B+: I rode by Chemeketa on High yesterday and it appears they have been replaced. I made a stink about how the spacing does not follow the 2009 MUTCD guidelines. Predictably, engineering doesn't give a shit. But in this case it shows the they are fully capable and willing to make nonsensical, unilateral decisions that compromise cyclists.

So while other cities strive provide the highest quality built environment possible, Salem resists even minimum federal guidelines.

B+ said...

This may end up becoming a sort of memorial to Salem's current transportation vision. Clearly, folks who do this sort of thing for a living in Salem are marching to the beat of their own drum. I'm looking forward to seeing the finished product, and then trying to decipher what it means as a simulacrum of Salem's traffic engineering mentality.

Curt said...

The reason that they came up with this is because they city does not want to spend the money for proper RR crossing gates for a two way street. I have a hard time seeing how this treatment is saving us much, if at all. Drivers constantly complain about the unpredictable behavior of cyclists. This is likely to be another example of many throughout the city where this behavior is just engineered into the system from the beginning.
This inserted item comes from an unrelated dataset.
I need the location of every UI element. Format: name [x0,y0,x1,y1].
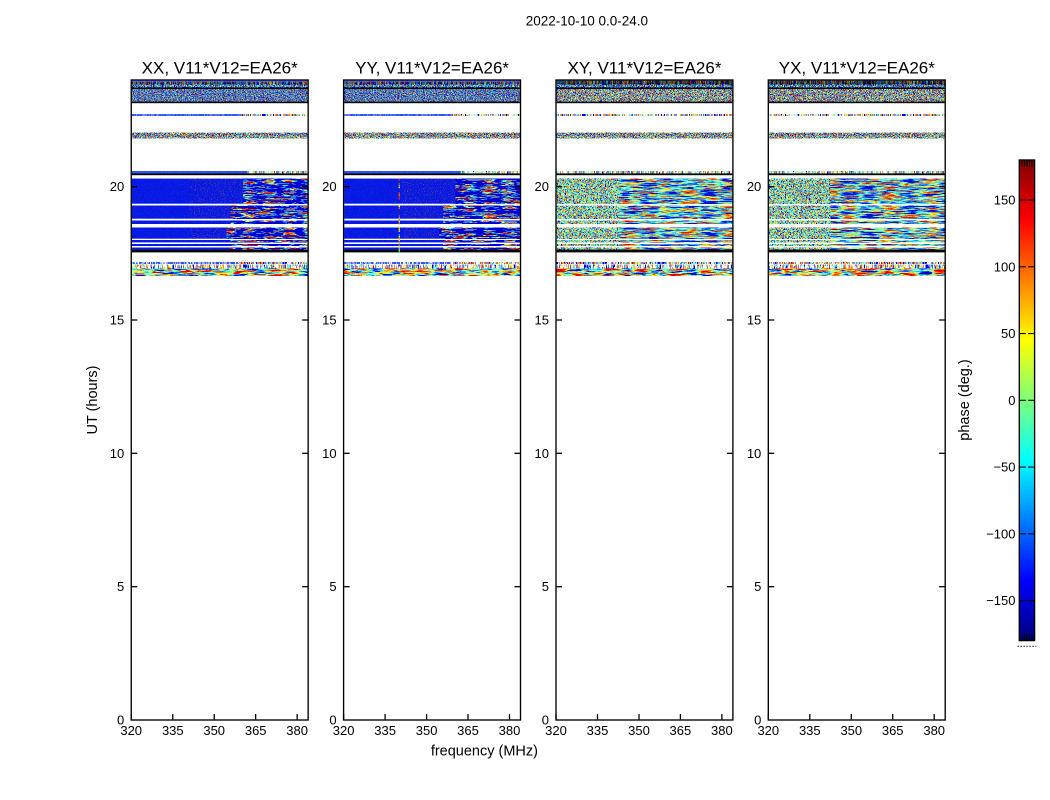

Salem Breakfast on Bikes said...

Still waiting on comments from City...it appears they may have subbed out responsibility for the design "refinements" to a contractor and may not have exercised much oversight of the design. We'll know more soon, hopefully.

B+ said...

As I cycle past this, I can't help but think of the phrase "dog's lunch." Thanks for the insights about what is going on here. I take Chemeketa a lot, and thus am particularly interested in it.

Salem Breakfast on Bikes said...

updated with comments from City staff

B+ said...

Great comments, and helpful in knowing the planned outcome. While it likely won't be entirely "ideal," I'm certainly willing to give it a chance with this information in hand. The bike signal would be fairly unusual for Salem, wouldn't it?

Ironing out the "conflict zone" may become necessary, but perhaps some time will be needed to make this clear. This will likely increase Chemeketa's appeal as a Bike Boulevard--though I would love to see the rather odd twist-and-shout connection at 14th ironed out.

I'm a bit saddened that the apron at State and 12 by Willamette U. was "fixed" (angled toward the intersection) so that it really makes it harder for cyclists to use the sidewalk as a way through WU to the promenade. I know this isn't ideal in some way, but it is widely used and at least gets the bikes off the road, keeping them from "salmoning" up State.

I don't want to be that typical cranky cyclist who demands everything be some sort of imagined "perfect," so I'm very appreciative of your help in getting the information flowing on this particular story. Anything that makes Chemeketa more effective for bikes is desirable...one sees quite a few on this street these days.